Our objective was to identify the postoperative risk associated with different timing intervals of repair.
Timing of carotid intervention in poststroke patients is widely debated with the scales balanced between increased periprocedural risk and recurrent neurologic event. National database reviews show increased risk to patients treated within the first 2 days of a neurologic event compared to those treated after 6 days.
Utilizing Vascular Quality Initiative data, all carotid interventions performed on stroke patients between the years 2012 and 2017 were queried.
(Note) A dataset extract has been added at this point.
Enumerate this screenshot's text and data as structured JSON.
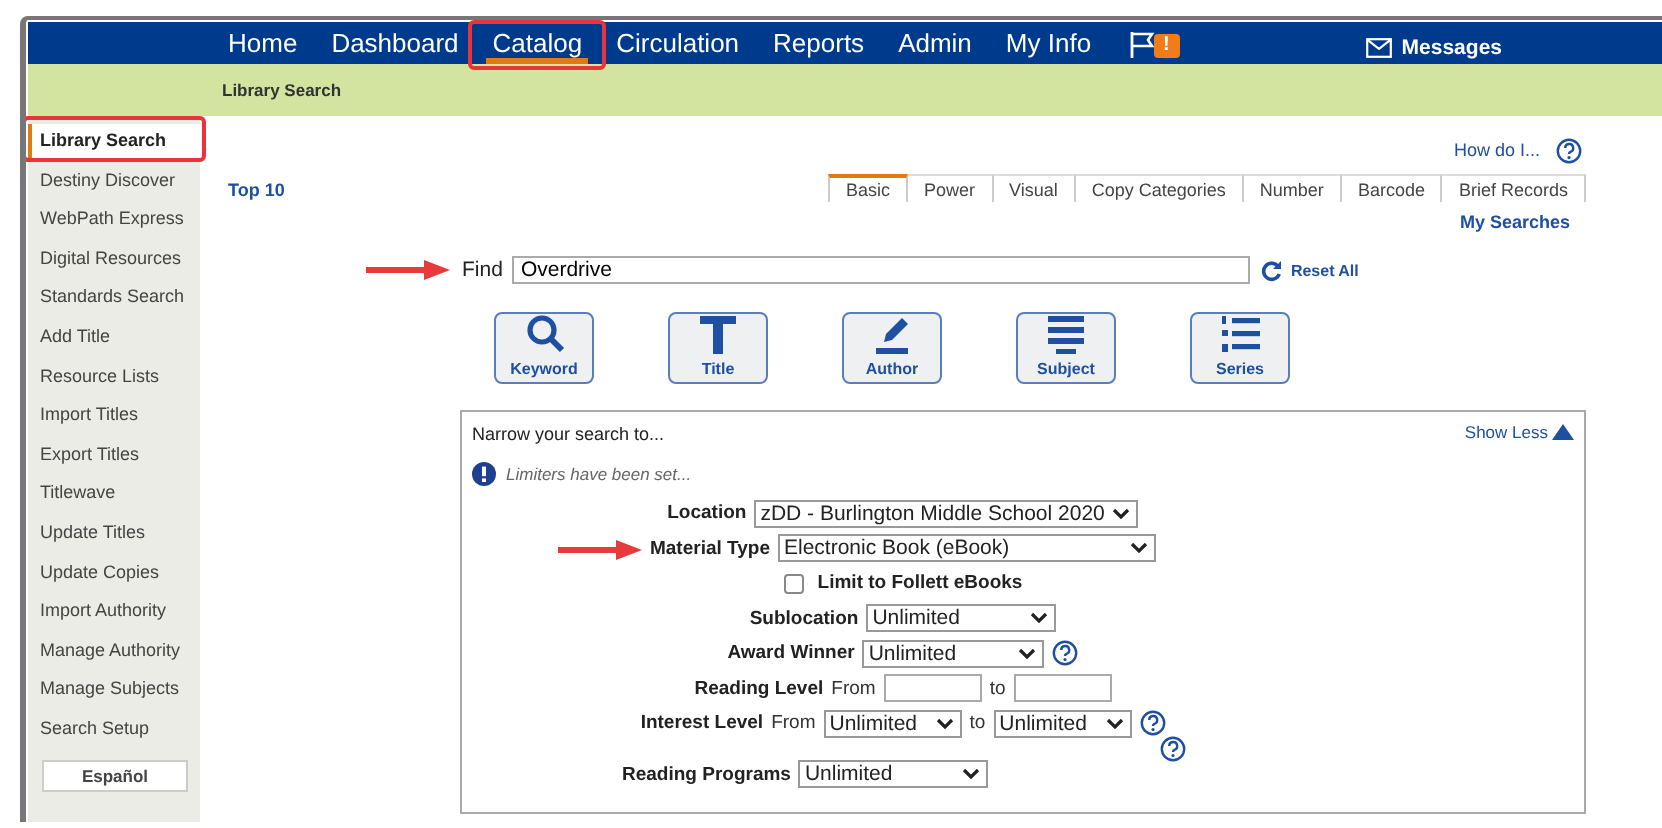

Patients were then stratified based on the timing of surgery from their stroke (<48 hours, 3–7 days, 8–14 days, >15 days). Major outcomes included postoperative stroke, death, and myocardial infarction.
A total of 8404 patients were included being predominantly men (5281, 62.8%), with an average age of 69 (±10). Patients treated at greater than 8 days showed significantly less risk of postoperative combined stroke/death and postoperative stroke. There were no significant differences in postoperative stroke or death between the 8 to 14 and greater than 15 days groups.
Multivariate regression analysis showed that delayed timing of surgery between 3 and 7 days was protective for postoperative stroke/death (P = 0.003) and any postoperative complication (P = 0.028). Delaying surgery to more than 8 days after stroke was protective for postoperative stroke/death (P < 0.001), postoperative stroke (P < 0.001), and any postoperative complication (P < 0.001).
Carotid revascularization should occur no sooner than 48 hours after index stroke event. Surgeons should strive to operate between 8 and 14 days to protect against postoperative stroke/death.